Hybrid Architectures: The Pragmatic Path
Pure SSMs still lag Transformers on tasks requiring precise retrieval from long contexts (the "needle in a haystack" problem). The emerging consensus is hybrid architectures — interleaving SSM layers with sparse attention layers:
Layer 1-4: Mamba-2 (linear complexity, general sequence modeling)

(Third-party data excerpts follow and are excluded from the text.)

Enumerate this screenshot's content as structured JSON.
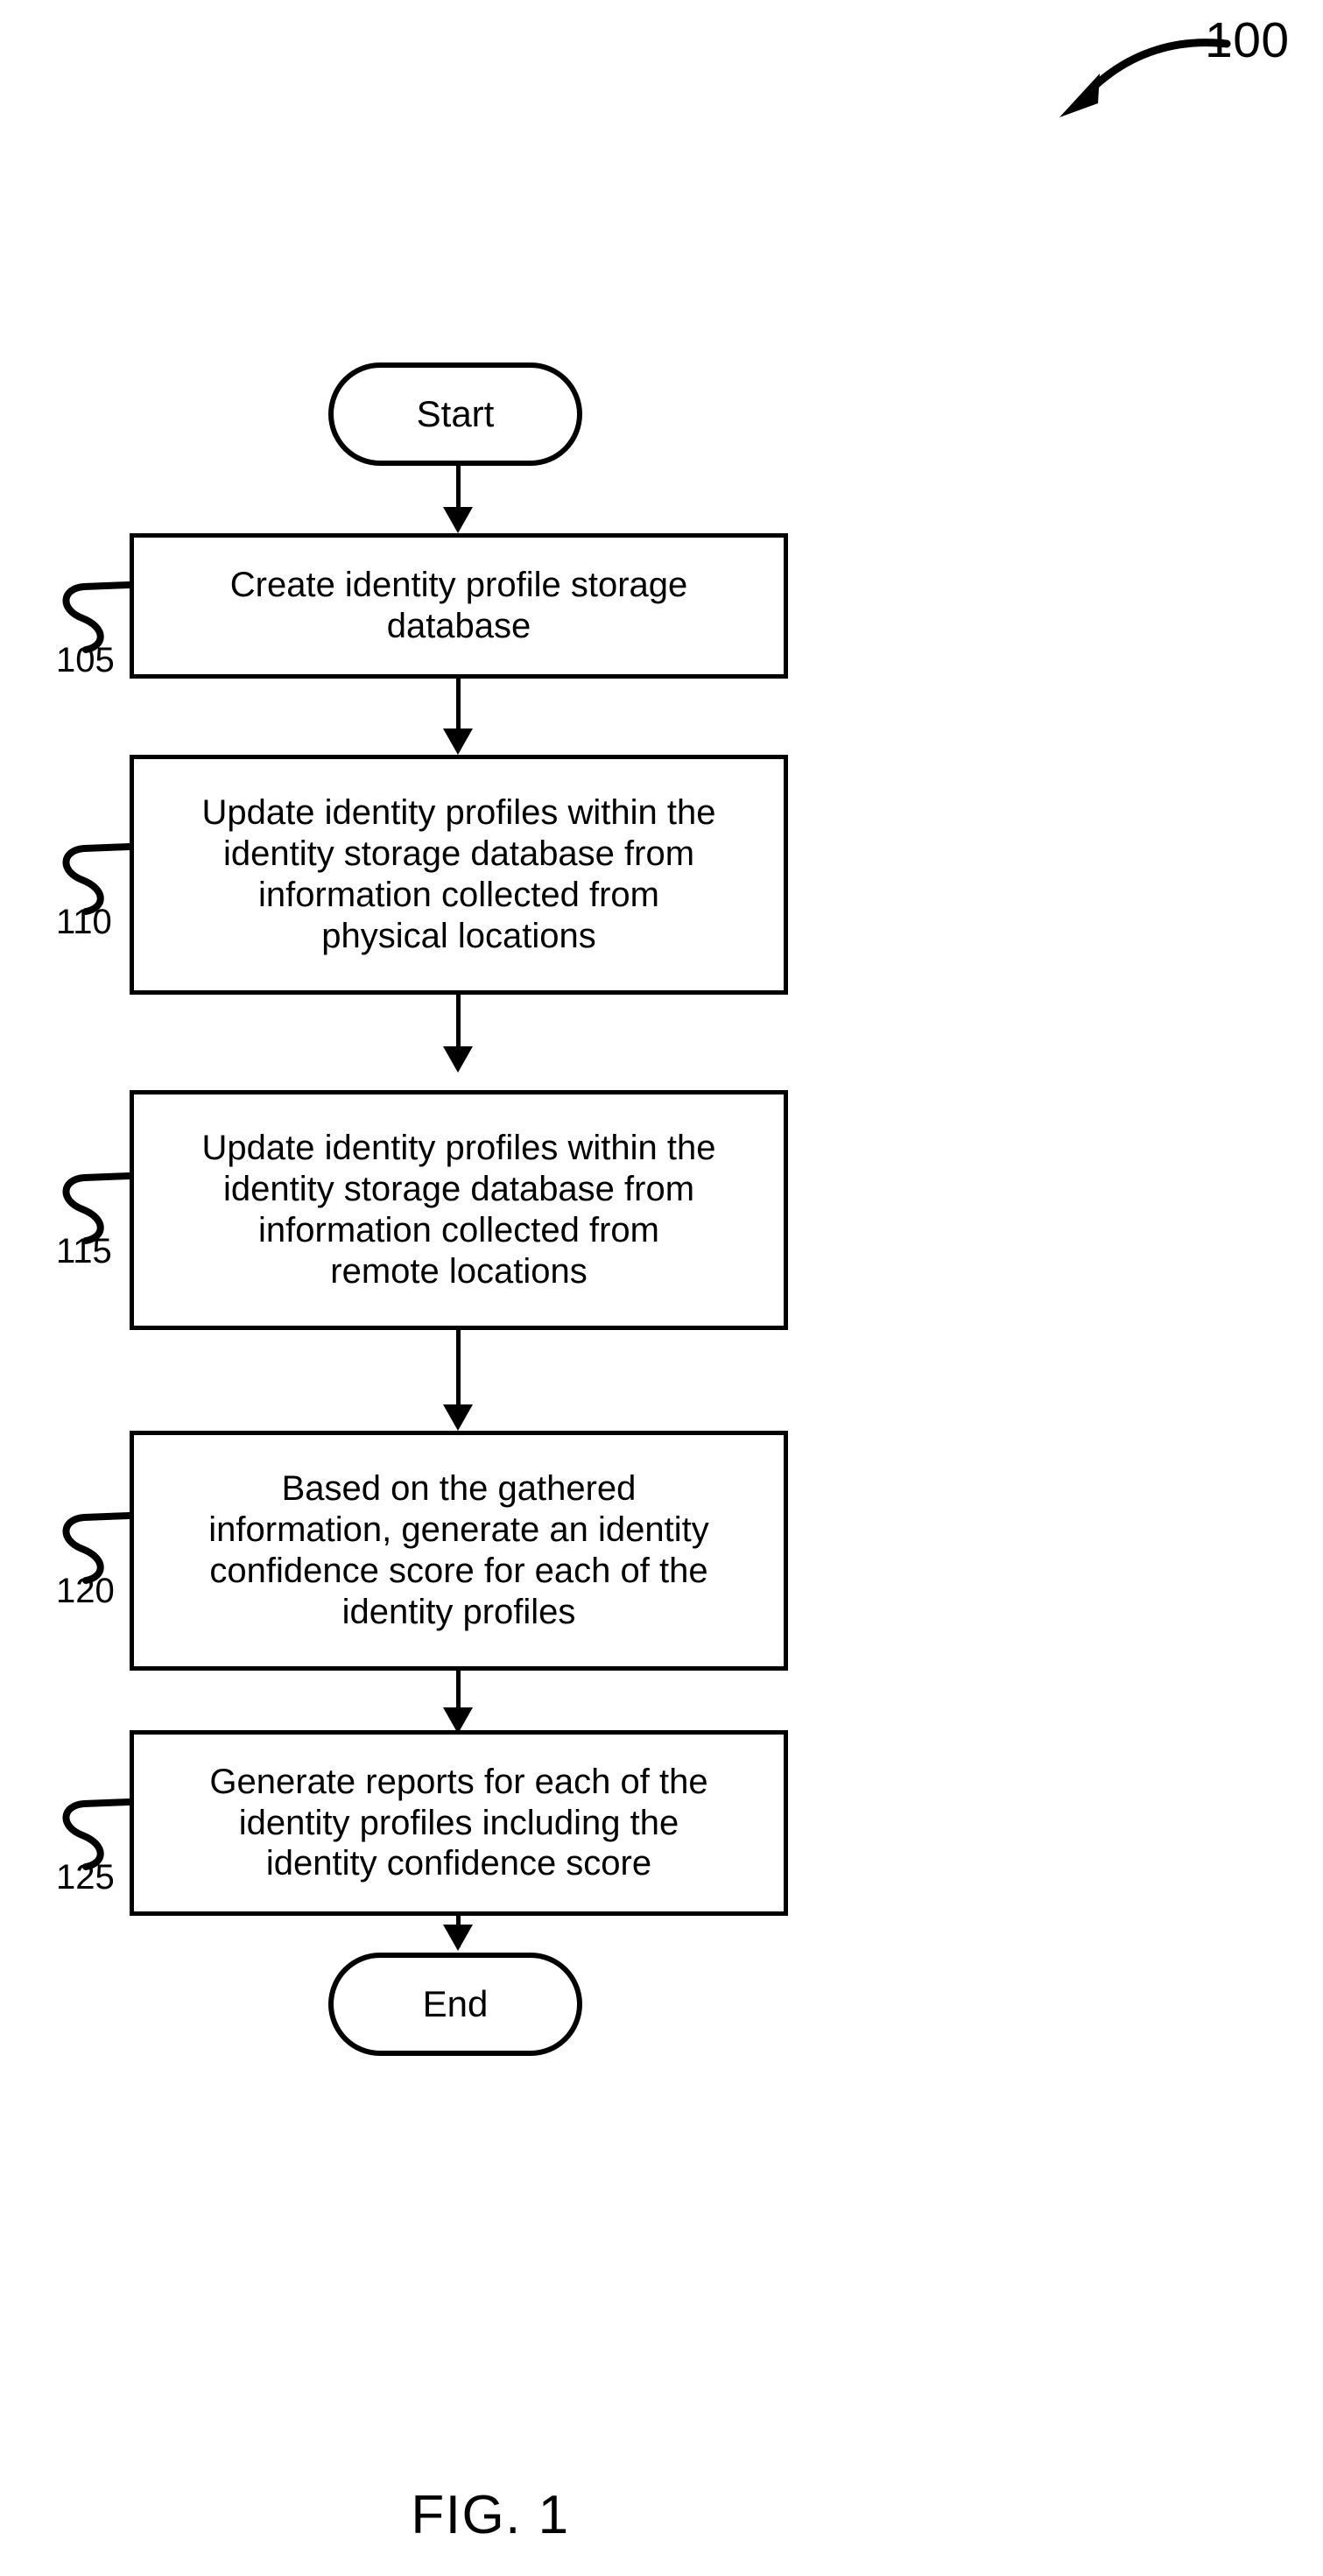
{
  "figure": {
    "caption": "FIG. 1",
    "reference_numeral": "100"
  },
  "flowchart": {
    "type": "flowchart",
    "orientation": "vertical",
    "stroke_color": "#000000",
    "fill_color": "#ffffff",
    "nodes": [
      {
        "id": "start",
        "shape": "terminal",
        "label": "Start",
        "ref": null
      },
      {
        "id": "step-105",
        "shape": "process",
        "label": "Create identity profile storage\ndatabase",
        "ref": "105"
      },
      {
        "id": "step-110",
        "shape": "process",
        "label": "Update identity profiles within the\nidentity storage database from\ninformation collected from\nphysical locations",
        "ref": "110"
      },
      {
        "id": "step-115",
        "shape": "process",
        "label": "Update identity profiles within the\nidentity storage database from\ninformation collected from\nremote locations",
        "ref": "115"
      },
      {
        "id": "step-120",
        "shape": "process",
        "label": "Based on the gathered\ninformation, generate an identity\nconfidence score for each of the\nidentity profiles",
        "ref": "120"
      },
      {
        "id": "step-125",
        "shape": "process",
        "label": "Generate reports for each of the\nidentity profiles including the\nidentity confidence score",
        "ref": "125"
      },
      {
        "id": "end",
        "shape": "terminal",
        "label": "End",
        "ref": null
      }
    ],
    "edges": [
      {
        "from": "start",
        "to": "step-105",
        "arrow": "down"
      },
      {
        "from": "step-105",
        "to": "step-110",
        "arrow": "down"
      },
      {
        "from": "step-110",
        "to": "step-115",
        "arrow": "down"
      },
      {
        "from": "step-115",
        "to": "step-120",
        "arrow": "down"
      },
      {
        "from": "step-120",
        "to": "step-125",
        "arrow": "down"
      },
      {
        "from": "step-125",
        "to": "end",
        "arrow": "down"
      }
    ],
    "reference_numerals": [
      "105",
      "110",
      "115",
      "120",
      "125"
    ]
  }
}
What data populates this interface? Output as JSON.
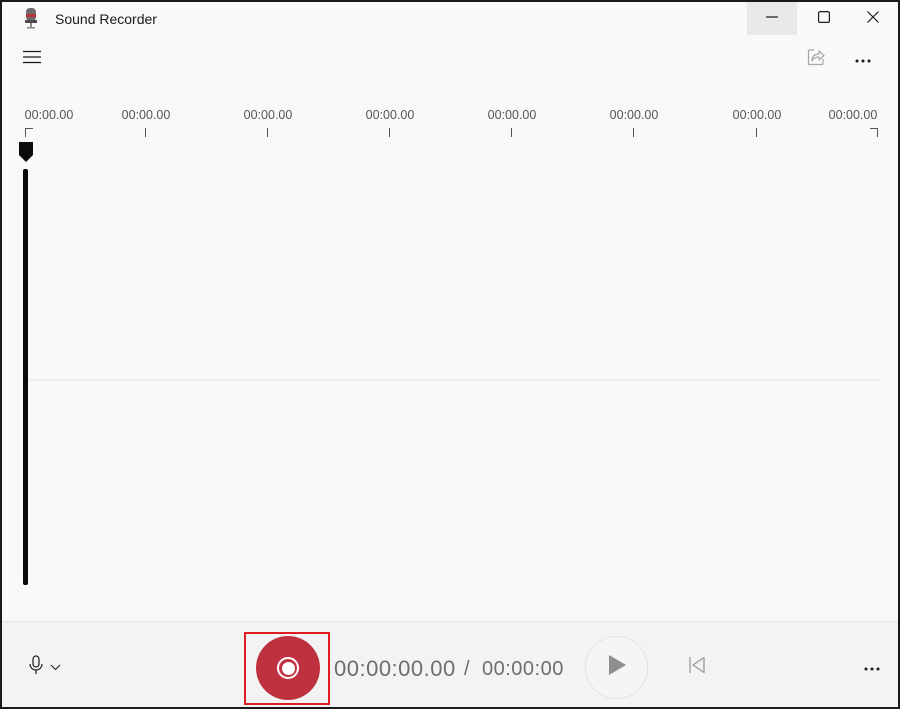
{
  "window": {
    "title": "Sound Recorder",
    "controls": {
      "minimize": "minimize-icon",
      "maximize": "maximize-icon",
      "close": "close-icon"
    }
  },
  "toolbar": {
    "menu_icon": "hamburger-menu-icon",
    "share_icon": "share-icon",
    "more_icon": "more-options-icon"
  },
  "timeline": {
    "tick_labels": [
      "00:00.00",
      "00:00.00",
      "00:00.00",
      "00:00.00",
      "00:00.00",
      "00:00.00",
      "00:00.00",
      "00:00.00"
    ]
  },
  "controls": {
    "microphone_icon": "microphone-icon",
    "record_icon": "record-icon",
    "record_color": "#c0313f",
    "current_time": "00:00:00.00",
    "separator": "/",
    "total_time": "00:00:00",
    "play_icon": "play-icon",
    "skip_back_icon": "skip-to-start-icon",
    "more_icon": "more-options-icon"
  }
}
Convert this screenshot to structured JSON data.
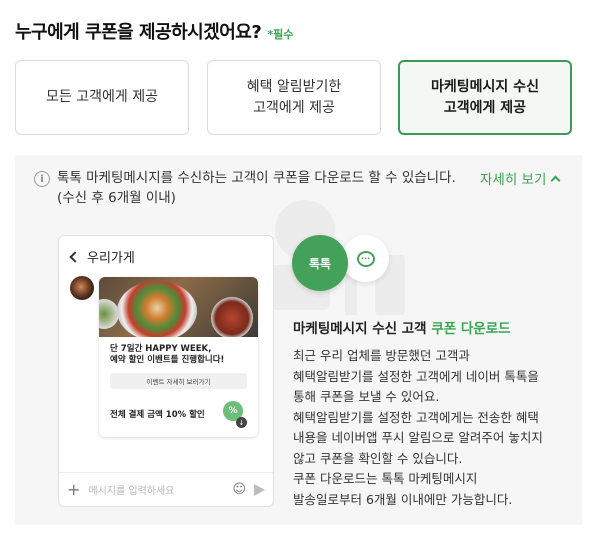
{
  "heading": {
    "question": "누구에게 쿠폰을 제공하시겠어요?",
    "required": "*필수"
  },
  "options": [
    {
      "line1": "모든 고객에게 제공",
      "line2": ""
    },
    {
      "line1": "혜택 알림받기한",
      "line2": "고객에게 제공"
    },
    {
      "line1": "마케팅메시지 수신",
      "line2": "고객에게 제공"
    }
  ],
  "selected_option": 2,
  "info": {
    "icon": "info-icon",
    "text": "톡톡 마케팅메시지를 수신하는 고객이 쿠폰을 다운로드 할 수 있습니다. (수신 후 6개월 이내)",
    "more_label": "자세히 보기"
  },
  "phone": {
    "store_name": "우리가게",
    "promo_line1": "단 7일간 HAPPY WEEK,",
    "promo_line2": "예약 할인 이벤트를 진행합니다!",
    "event_button": "이벤트 자세히 보러가기",
    "discount": "전체 결제 금액 10% 할인",
    "coupon_mark": "%",
    "download_mark": "↓",
    "input_placeholder": "메시지를 입력하세요"
  },
  "badges": {
    "talktalk": "톡톡",
    "chat": "···"
  },
  "detail": {
    "title_main": "마케팅메시지 수신 고객",
    "title_accent": "쿠폰 다운로드",
    "lines": [
      "최근 우리 업체를 방문했던 고객과",
      "혜택알림받기를 설정한 고객에게 네이버 톡톡을",
      "통해 쿠폰을 보낼 수 있어요.",
      "혜택알림받기를 설정한 고객에게는 전송한 혜택",
      "내용을 네이버앱 푸시 알림으로 알려주어 놓치지",
      "않고 쿠폰을 확인할 수 있습니다.",
      "쿠폰 다운로드는 톡톡 마케팅메시지",
      "발송일로부터 6개월 이내에만 가능합니다."
    ]
  },
  "colors": {
    "accent": "#3aa551",
    "selected_border": "#3c9a58",
    "panel_bg": "#f6f6f6"
  }
}
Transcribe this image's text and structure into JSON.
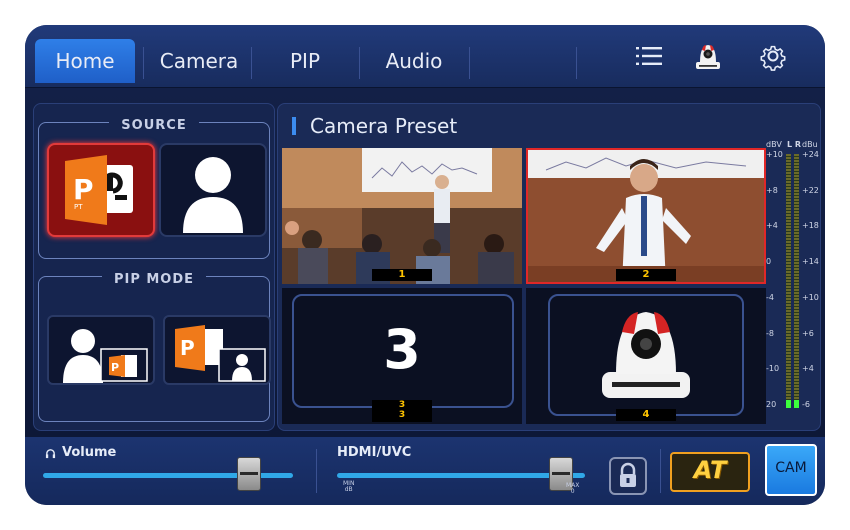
{
  "tabs": [
    {
      "label": "Home",
      "active": true
    },
    {
      "label": "Camera",
      "active": false
    },
    {
      "label": "PIP",
      "active": false
    },
    {
      "label": "Audio",
      "active": false
    }
  ],
  "toolbar_icons": [
    "list-icon",
    "ptz-camera-icon",
    "gear-icon"
  ],
  "source": {
    "title": "SOURCE",
    "items": [
      {
        "name": "powerpoint-icon",
        "selected": true
      },
      {
        "name": "person-icon",
        "selected": false
      }
    ]
  },
  "pip_mode": {
    "title": "PIP MODE",
    "items": [
      "person-with-ppt-pip-icon",
      "ppt-with-person-pip-icon"
    ]
  },
  "preset_panel": {
    "title": "Camera Preset",
    "presets": [
      {
        "number": "1",
        "selected": false
      },
      {
        "number": "2",
        "selected": true
      },
      {
        "number": "3",
        "big_label": "3",
        "label_lines": [
          "3",
          "3"
        ],
        "selected": false
      },
      {
        "number": "4",
        "selected": false
      }
    ]
  },
  "meter": {
    "header_left": "dBV",
    "header_channels": "L R",
    "header_right": "dBu",
    "left_scale": [
      "+10",
      "+8",
      "+4",
      "0",
      "-4",
      "-8",
      "-10",
      "20"
    ],
    "right_scale": [
      "+24",
      "+22",
      "+18",
      "+14",
      "+10",
      "+6",
      "+4",
      "-6"
    ],
    "level_fraction": 0.03
  },
  "bottom": {
    "volume_label": "Volume",
    "volume_level": 0.82,
    "hdmi_label": "HDMI/UVC",
    "hdmi_level": 0.9,
    "hdmi_min_label": "MIN",
    "hdmi_min_value": "dB",
    "hdmi_max_label": "MAX",
    "hdmi_max_value": "0",
    "at_label": "AT",
    "cam_label": "CAM"
  },
  "colors": {
    "accent": "#2f7fe8",
    "selected": "#e02828",
    "label": "#ffc400",
    "at_orange": "#f0a020"
  }
}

Layer 5: Sliding Window Attention (local retrieval)
Layer 6-9: Mamba-2
Layer 10: Full Attention (global retrieval, sparse)
...Jamba (AI21, 2024) demonstrated this hybrid approach at 52B parameters, achieving Transformer-quality with 3x lower KV-cache memory during inference. The SSM layers handle the bulk of sequence processing at linear cost, while sparse attention layers provide the exact retrieval capability where needed.
Why This Matters
The Mamba-2 SSD framework suggests that the attention mechanism is not a fundamental requirement for sequence modeling — it is one instantiation of a broader family of structured matrix computations. As context lengths push toward millions of tokens for agentic applications, the linear-time property becomes not just a theoretical nicety but a hard engineering requirement. The duality framework provides a principled bridge: existing attention-based systems can incrementally adopt SSM layers where quadratic cost is prohibitive, without sacrificing model quality.
The broader implication is architectural: the "right" sequence model may not be a single mechanism but a heterogeneous stack where different layers use different members of the SSM-attention family, optimized for their position in the network and the computational budget available at that layer.